Entramos al sitio. Música estridente. Mujeres a lado y lado. Alcohol en cada mesa. Luz tenue. Gritos. Baile. Justo lo que andábamos buscando.
Nos sentamos en la barra. Pedimos dos cervezas y Amarillo una caja de cigarrillos. Un sujeto esta a nuestro lado. Somete a su pareja con sus descomunales brazos. Voy al baño, dice Amarillo. Dirijo mi mirada a las parejas que bailan. Pido una canción. Lo hago simplemente para dejar salir algunas palabras y no por querer oír algo en especial.
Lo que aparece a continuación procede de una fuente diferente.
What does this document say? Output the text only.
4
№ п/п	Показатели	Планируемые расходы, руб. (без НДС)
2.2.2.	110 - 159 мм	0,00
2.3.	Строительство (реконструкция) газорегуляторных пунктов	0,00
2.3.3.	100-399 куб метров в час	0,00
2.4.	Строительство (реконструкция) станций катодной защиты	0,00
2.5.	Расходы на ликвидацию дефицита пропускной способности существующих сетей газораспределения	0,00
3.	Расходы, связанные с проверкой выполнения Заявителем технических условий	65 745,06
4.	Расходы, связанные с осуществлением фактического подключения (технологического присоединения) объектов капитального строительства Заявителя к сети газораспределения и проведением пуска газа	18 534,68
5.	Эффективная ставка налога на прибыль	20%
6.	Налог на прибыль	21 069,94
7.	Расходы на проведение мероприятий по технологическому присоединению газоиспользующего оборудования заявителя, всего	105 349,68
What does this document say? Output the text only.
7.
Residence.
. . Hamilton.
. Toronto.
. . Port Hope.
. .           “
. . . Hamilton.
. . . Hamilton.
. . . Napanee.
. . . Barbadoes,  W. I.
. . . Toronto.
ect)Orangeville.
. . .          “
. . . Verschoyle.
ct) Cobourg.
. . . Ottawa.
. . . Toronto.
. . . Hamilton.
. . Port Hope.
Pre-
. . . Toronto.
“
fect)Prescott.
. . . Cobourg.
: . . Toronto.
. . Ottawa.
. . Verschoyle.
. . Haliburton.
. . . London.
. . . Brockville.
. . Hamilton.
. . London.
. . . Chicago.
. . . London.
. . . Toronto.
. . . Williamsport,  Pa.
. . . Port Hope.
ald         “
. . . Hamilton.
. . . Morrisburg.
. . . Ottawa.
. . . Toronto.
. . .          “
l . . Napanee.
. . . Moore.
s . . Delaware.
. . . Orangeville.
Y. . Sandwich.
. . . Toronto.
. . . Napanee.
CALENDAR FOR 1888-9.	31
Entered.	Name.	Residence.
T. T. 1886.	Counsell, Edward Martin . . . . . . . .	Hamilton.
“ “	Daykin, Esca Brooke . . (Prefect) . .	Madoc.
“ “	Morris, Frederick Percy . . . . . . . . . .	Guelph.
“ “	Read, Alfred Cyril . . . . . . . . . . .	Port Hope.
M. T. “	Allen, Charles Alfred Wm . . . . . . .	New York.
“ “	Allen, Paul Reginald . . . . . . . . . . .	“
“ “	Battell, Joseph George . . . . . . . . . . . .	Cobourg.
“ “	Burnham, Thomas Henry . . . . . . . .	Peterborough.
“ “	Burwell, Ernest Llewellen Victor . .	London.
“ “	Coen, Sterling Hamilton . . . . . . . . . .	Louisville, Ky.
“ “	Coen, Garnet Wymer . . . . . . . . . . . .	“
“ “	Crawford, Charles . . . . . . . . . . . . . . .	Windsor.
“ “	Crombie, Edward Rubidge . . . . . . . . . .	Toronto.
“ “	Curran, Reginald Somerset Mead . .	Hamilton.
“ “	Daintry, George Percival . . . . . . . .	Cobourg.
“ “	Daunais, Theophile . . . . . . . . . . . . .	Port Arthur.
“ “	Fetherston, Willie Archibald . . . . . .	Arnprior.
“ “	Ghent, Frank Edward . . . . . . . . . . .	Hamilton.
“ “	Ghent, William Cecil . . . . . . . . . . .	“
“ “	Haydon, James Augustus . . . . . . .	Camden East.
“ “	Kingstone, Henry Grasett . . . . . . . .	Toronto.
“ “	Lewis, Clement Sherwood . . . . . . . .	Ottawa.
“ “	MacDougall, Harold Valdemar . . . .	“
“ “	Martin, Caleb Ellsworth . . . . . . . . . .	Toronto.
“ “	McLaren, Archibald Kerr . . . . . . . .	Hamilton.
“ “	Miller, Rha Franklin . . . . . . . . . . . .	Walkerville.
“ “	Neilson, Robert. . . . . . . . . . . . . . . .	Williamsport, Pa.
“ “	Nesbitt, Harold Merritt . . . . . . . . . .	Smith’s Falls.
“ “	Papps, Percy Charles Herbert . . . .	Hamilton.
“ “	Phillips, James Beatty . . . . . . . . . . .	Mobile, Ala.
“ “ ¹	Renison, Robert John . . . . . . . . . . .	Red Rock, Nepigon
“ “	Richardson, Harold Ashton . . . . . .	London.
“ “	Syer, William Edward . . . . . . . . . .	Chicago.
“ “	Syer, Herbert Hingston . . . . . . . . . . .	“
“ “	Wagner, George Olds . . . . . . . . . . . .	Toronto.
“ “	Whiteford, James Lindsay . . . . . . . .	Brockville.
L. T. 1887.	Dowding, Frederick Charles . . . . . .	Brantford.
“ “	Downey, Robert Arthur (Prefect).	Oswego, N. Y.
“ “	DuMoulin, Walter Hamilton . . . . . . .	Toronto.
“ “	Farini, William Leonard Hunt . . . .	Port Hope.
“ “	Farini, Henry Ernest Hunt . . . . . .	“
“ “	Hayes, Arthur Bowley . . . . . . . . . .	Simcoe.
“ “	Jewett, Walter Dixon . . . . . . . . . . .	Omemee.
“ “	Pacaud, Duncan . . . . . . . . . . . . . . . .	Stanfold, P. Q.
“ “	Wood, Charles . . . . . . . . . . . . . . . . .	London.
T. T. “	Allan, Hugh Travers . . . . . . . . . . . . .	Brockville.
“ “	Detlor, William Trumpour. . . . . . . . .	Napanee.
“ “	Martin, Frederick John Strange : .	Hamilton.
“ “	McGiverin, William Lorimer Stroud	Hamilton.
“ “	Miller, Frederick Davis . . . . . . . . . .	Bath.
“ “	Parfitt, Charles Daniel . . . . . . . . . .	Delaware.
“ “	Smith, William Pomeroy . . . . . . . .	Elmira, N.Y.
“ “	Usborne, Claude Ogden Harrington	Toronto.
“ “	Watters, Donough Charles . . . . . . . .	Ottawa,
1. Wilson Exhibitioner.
Mi mano es apretada por otra con fuerza. Me arrastra hasta donde bailan las parejas que hace un rato me quede observando. Es hermosa. Nos movemos como si nos conociéramos de toda la vida. Pasa su lengua por sus labios, remojándolos. Ya no puedo controlarme. Mi cabeza se lanza en busca de ellos. Me esquiva. Toma mi mano de nuevo. Camino tras ella siguiendo sus veloces pasos. Abre una puerta. Cuatro diosas se admiran frente a un inmenso espejo. Entramos a un baño. Cierra la puerta. Se alza hasta sentarse sobre la tasa. Me ofrece sus piernas abiertas que dejan entrever sus calzones. Son rojos, como rojos son sus tacones.